Here, therefore, we have what I have termed a judicial forgiveness, a forgiveness in perfect harmony with the strict righteousness of law; a forgiveness which is, in fact, the letting forth of God’s eternal love when all legal claims are satisfied. Till that redeeming act was complete, the love was as it were pent up, and could not, in consistency with His own law, flow forth to a condemned people. But all is different now. The law itself pronounces in favour of the condemned, and the result is that God is not only faithful, but just to forgive. And to this righteous forgiveness we may apply the text, ‘In whom we have redemption through his blood, the forgiveness of sins, according to the riches of his grace.’

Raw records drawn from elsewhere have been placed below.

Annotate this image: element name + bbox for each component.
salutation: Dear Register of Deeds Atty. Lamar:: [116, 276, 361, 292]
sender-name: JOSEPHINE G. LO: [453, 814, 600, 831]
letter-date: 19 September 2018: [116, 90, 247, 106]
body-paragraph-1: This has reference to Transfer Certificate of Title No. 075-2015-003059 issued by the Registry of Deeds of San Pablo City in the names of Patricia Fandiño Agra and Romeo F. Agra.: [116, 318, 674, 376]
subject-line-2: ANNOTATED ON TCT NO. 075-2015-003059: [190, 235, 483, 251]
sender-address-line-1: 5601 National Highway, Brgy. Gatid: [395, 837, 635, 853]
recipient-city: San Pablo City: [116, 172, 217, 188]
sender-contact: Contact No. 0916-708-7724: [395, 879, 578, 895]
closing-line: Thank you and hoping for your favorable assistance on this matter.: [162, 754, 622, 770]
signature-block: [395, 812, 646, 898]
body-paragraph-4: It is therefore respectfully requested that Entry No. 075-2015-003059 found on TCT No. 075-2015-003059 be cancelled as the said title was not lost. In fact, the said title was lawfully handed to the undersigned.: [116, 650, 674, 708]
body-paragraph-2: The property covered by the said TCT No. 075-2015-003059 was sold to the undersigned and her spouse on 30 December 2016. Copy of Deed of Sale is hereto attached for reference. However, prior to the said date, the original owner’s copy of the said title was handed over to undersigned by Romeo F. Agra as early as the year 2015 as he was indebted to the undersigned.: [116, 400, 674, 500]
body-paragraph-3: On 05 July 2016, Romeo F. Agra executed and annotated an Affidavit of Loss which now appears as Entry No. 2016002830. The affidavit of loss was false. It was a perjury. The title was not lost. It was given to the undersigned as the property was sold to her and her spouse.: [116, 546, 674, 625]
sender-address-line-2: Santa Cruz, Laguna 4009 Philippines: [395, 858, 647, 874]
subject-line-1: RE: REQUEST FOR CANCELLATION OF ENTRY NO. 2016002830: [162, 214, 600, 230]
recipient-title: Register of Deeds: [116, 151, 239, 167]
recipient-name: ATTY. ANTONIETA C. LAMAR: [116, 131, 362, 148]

II. Parental Forgiveness. But when we are in the enjoyment of this judicial forgiveness it may be said, ‘If this be the case, why should we any more pray for forgiveness? Why should we say the Lord’s prayer? Are we not taught that we already have forgiveness as we have redemption through His blood? To answer this question we must mark the distinction between judicial and parental forgiveness.

Consider, then, the position into which every believer is brought through redemption and judicial forgiveness. According to verse 6, we are ‘accepted in the Beloved,’ accepted, i.e., in Christ Jesus the Beloved One. And according to Gal. iv. 5, we are made, by virtue of that redemption, children of God, for Christ was sent forth ‘to redeem them that were under the law, that we might receive the adoption of sons.’ If, then, we be in Christ Jesus, what is our position? The curse which fell on the whole race through Adam is gone, and we shall soon rise from the dead into new heavens and a new earth wherein dwelleth righteousness. The condemnation of our sinful and ruined nature as well as of all the sin of all our past lives is forgiven for ever; and much more than that, for, the barriers being all broken down, we are accepted in the Beloved and ‘the Spirit itself beareth witness with our spirit that we are the children of God.’